Pourtant, les choses ne se sont pas passées ainsi. Si laisser « mon lit » derrière moi était bien naturel en choisissant une vie nomade, il n’en est pas de même en se réinstallant. Contrainte de retrouver un emploi et un « appartement », mon esprit aurait pu se préparer au retour de « mon lit ». Logique si je replantais mes racines plutôt que de filer de ville en ville. Mais le jour où j’ai trouvé un job, « mon lit » n’est pas revenu. Il est resté là où il était, attendant mon lointain retour. Une réinstallation paradoxale. Un retour au permanent avec une note appuyée d’éphémère. La différence essentielle avec mes rêves de nomade, l’absence de « chez moi ». Le temporaire est mon salut, celui qui me permettra de partir sans détour le jour J. Pas de déménagement de l’extrême, pas de tristesse, juste un grand jour dans ma vie.

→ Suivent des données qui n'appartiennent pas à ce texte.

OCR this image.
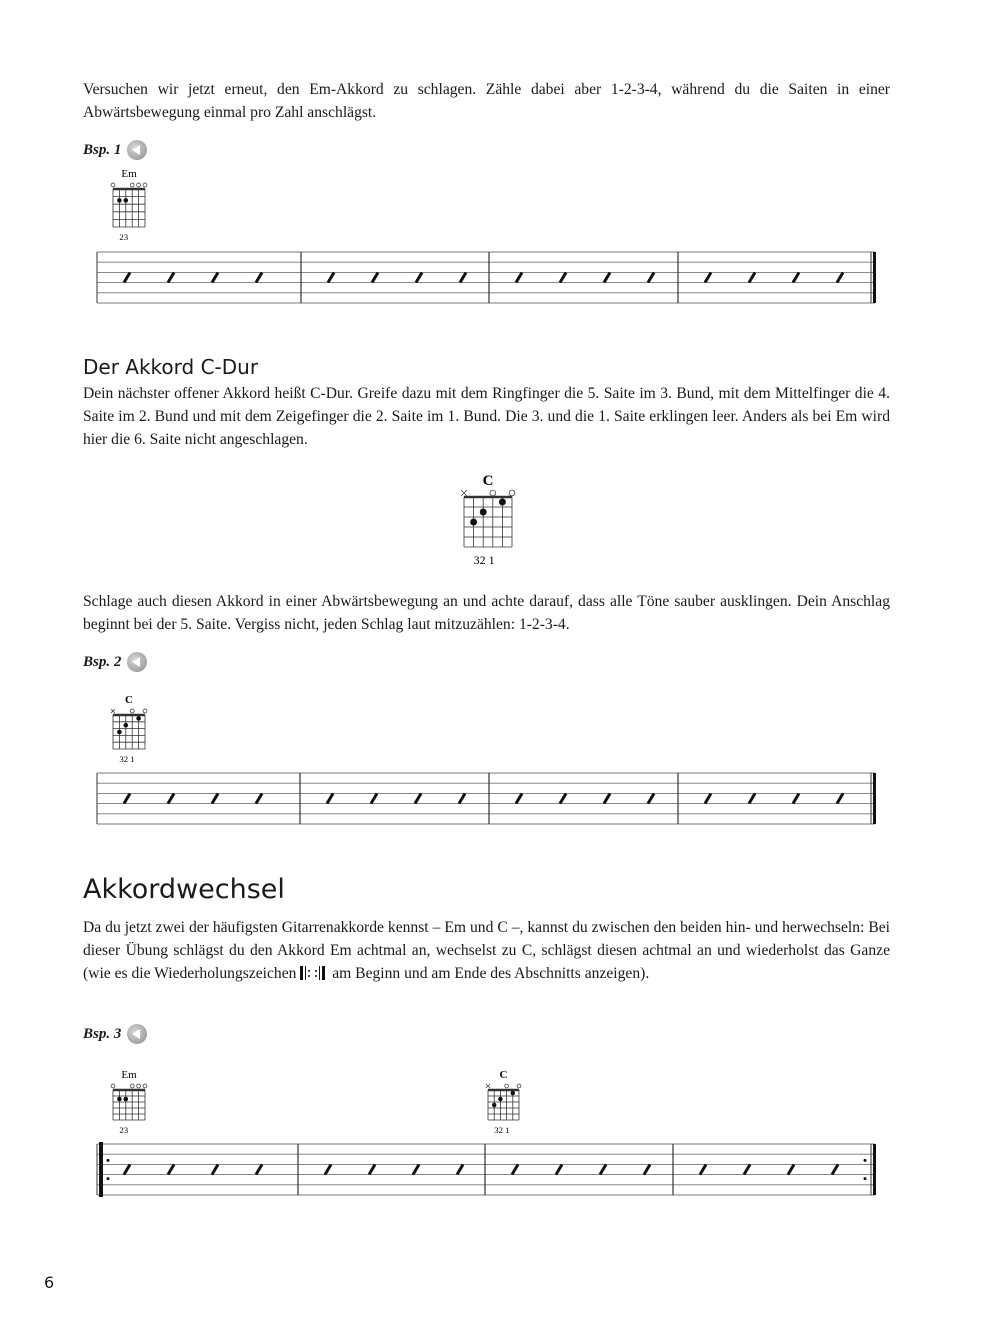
Versuchen wir jetzt erneut, den Em-Akkord zu schlagen. Zähle dabei aber 1-2-3-4, während du die Saiten in einer Abwärtsbewegung einmal pro Zahl anschlägst.

Bsp. 1
Der Akkord C-Dur

Dein nächster offener Akkord heißt C-Dur. Greife dazu mit dem Ringfinger die 5. Saite im 3. Bund, mit dem Mittelfinger die 4. Saite im 2. Bund und mit dem Zeigefinger die 2. Saite im 1. Bund. Die 3. und die 1. Saite erklingen leer. Anders als bei Em wird hier die 6. Saite nicht angeschlagen.

Schlage auch diesen Akkord in einer Abwärtsbewegung an und achte darauf, dass alle Töne sauber ausklingen. Dein Anschlag beginnt bei der 5. Saite. Vergiss nicht, jeden Schlag laut mitzuzählen: 1-2-3-4.

Bsp. 2
Akkordwechsel

Da du jetzt zwei der häufigsten Gitarrenakkorde kennst – Em und C –, kannst du zwischen den beiden hin- und herwechseln: Bei dieser Übung schlägst du den Akkord Em achtmal an, wechselst zu C, schlägst diesen achtmal an und wiederholst das Ganze (wie es die Wiederholungszeichen am Beginn und am Ende des Abschnitts anzeigen).

Bsp. 3
Em
23
C
32 1
C
32 1
Em
23
C
32 1
6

Mais pourquoi suis-je tant attachée à rester dans l’éphémère, à ne surtout pas considérer mon chez moi comme étant mon « chez moi », lui préférant des rêves de sac à dos ? La manière dont les événements se sont enchaînés a contribué à me tourner la tête comme 100 tours de manège. A peine rentrée dans la dynamique des candidatures avec la rédaction et le perfectionnement de mes lettres de motivation, un recruteur m’a contactée. A partir de là, tout s’est accéléré, laissant mon esprit dans un tourbillon, sans espoir de s’habituer à ma nouvelle situation. Car ma nouvelle situation changeait chaque jour. Candidature samedi, rappel lundi, test de rédaction le soir même, proposition d’entretien le lendemain. Deux jours après, j’étais dans un train pour Paris, 3 jours plus tard, je recevais une offre d’embauche, revenue à Sophia. Au total, 3 semaines se sont écoulées entre l’envoi de ma candidature et ma prise de poste. Un processus de recrutement record.

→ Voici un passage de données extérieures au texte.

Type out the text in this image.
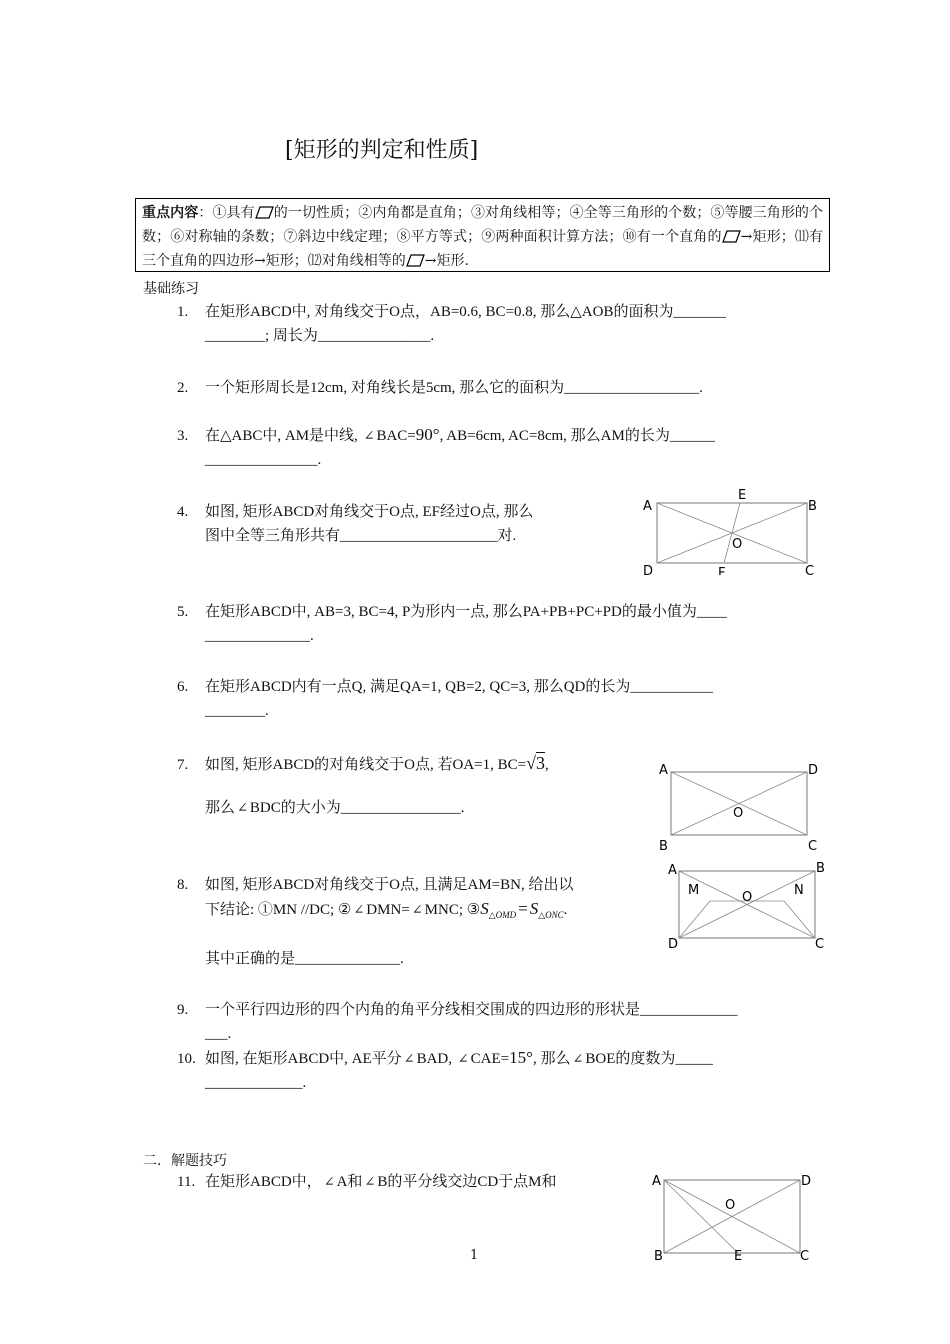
[矩形的判定和性质]
重点内容：①具有 的一切性质；②内角都是直角；③对角线相等；④全等三角形的个数；⑤等腰三角形的个数；⑥对称轴的条数；⑦斜边中线定理；⑧平方等式；⑨两种面积计算方法；⑩有一个直角的 →矩形；⑾有三个直角的四边形→矩形；⑿对角线相等的 →矩形.
基础练习
1. 在矩形ABCD中, 对角线交于O点，AB=0.6, BC=0.8, 那么△AOB的面积为_______
________; 周长为_______________.
2. 一个矩形周长是12cm, 对角线长是5cm, 那么它的面积为__________________.
3. 在△ABC中, AM是中线, ∠ BAC=90°, AB=6cm, AC=8cm, 那么AM的长为______
_______________.
4. 如图, 矩形ABCD对角线交于O点, EF经过O点, 那么
图中全等三角形共有_____________________对.
A
E
B
O
D	F	C
5. 在矩形ABCD中, AB=3, BC=4, P为形内一点, 那么PA+PB+PC+PD的最小值为____
______________.
6. 在矩形ABCD内有一点Q, 满足QA=1, QB=2, QC=3, 那么QD的长为___________
________.
7. 如图, 矩形ABCD的对角线交于O点, 若OA=1, BC=√3,
那么 ∠ BDC的大小为________________.
A	D
O
B	C
8. 如图, 矩形ABCD对角线交于O点, 且满足AM=BN, 给出以
下结论: ①MN //DC; ② ∠ DMN= ∠ MNC; $③S_{\triangle OMD} = S_{\triangle ONC}$.
其中正确的是______________.
A	B
M	O	N
D	C
9. 一个平行四边形的四个内角的角平分线相交围成的四边形的形状是_____________
___.
10. 如图, 在矩形ABCD中, AE平分 ∠ BAD, ∠ CAE=15°, 那么 ∠ BOE的度数为_____
_____________.
二．解题技巧
11. 在矩形ABCD中， ∠ A和 ∠ B的平分线交边CD于点M和	A	D
O
B	E	C
1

Plongée soudainement dans cette nouvelle vie que je n’avais pas vraiment désirée, je me suis retrouvée comme en apnée. Comme si un poids m’écrasait la poitrine. Vivant jour après jour, attendant le moment où je pourrais reprendre une bouffée d’air. Subissant le quotidien sans lutter. Tout était instable, mon poste, mon logement. Impossible de prédire l’avenir ou faire des projets à long terme. Selon ma réussite sur le job, le temps nécessaire à la résolution de mes dossiers administratifs, l’éventuel crash d’une comète… je me déplaçais dans des sables mouvants. A force de changer d’itinéraire, je ne savais même plus si je devais aller à droite ou à gauche en sortant du boulot.

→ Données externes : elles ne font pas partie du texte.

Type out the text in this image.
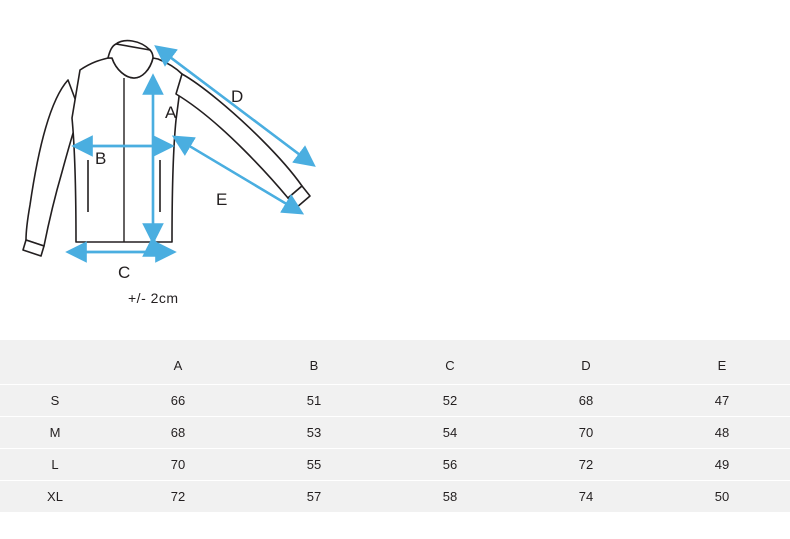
A
B
C
D
E
+/- 2cm
	A	B	C	D	E
S	66	51	52	68	47
M	68	53	54	70	48
L	70	55	56	72	49
XL	72	57	58	74	50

Absolument tout allait trop vite pour parvenir au moindre sentiment de stabilité. Y compris la recherche de logement. A compter de ma première recherche d’appartement, et malgré mes critères restrictifs en matière de prix pour un logement à Paris, les événements ont à nouveau pris l’allure d’une attraction à grande vitesse, le Rock ‘n’ roller coaster, life edition. Exactement les mêmes sensations de vitesse, de forces gravitationnelles, de musique à fond dans les oreilles… Dépassée par mes occupations, j’ai accepté l’aide de mes parents dans mes recherches. Au bout de 24h, je faisais ma première visite et signais le bail dans la foulée. Mais comme dans « Fast and furious« , la vitesse n’empêche pas les obstacles. Ainsi, même si les étapes se sont succédées a priori dans de bonnes conditions, chaque procédure administrative découlant de mon emménagement s’est déroulée en jouant au saut de haies. Une difficulté après l’autre pour arriver à un niveau d’installation presque complet où je peux réaffirmer, que j’ai un toit sur la tête, mais le lit dans lequel je dors n’est qu’un lit.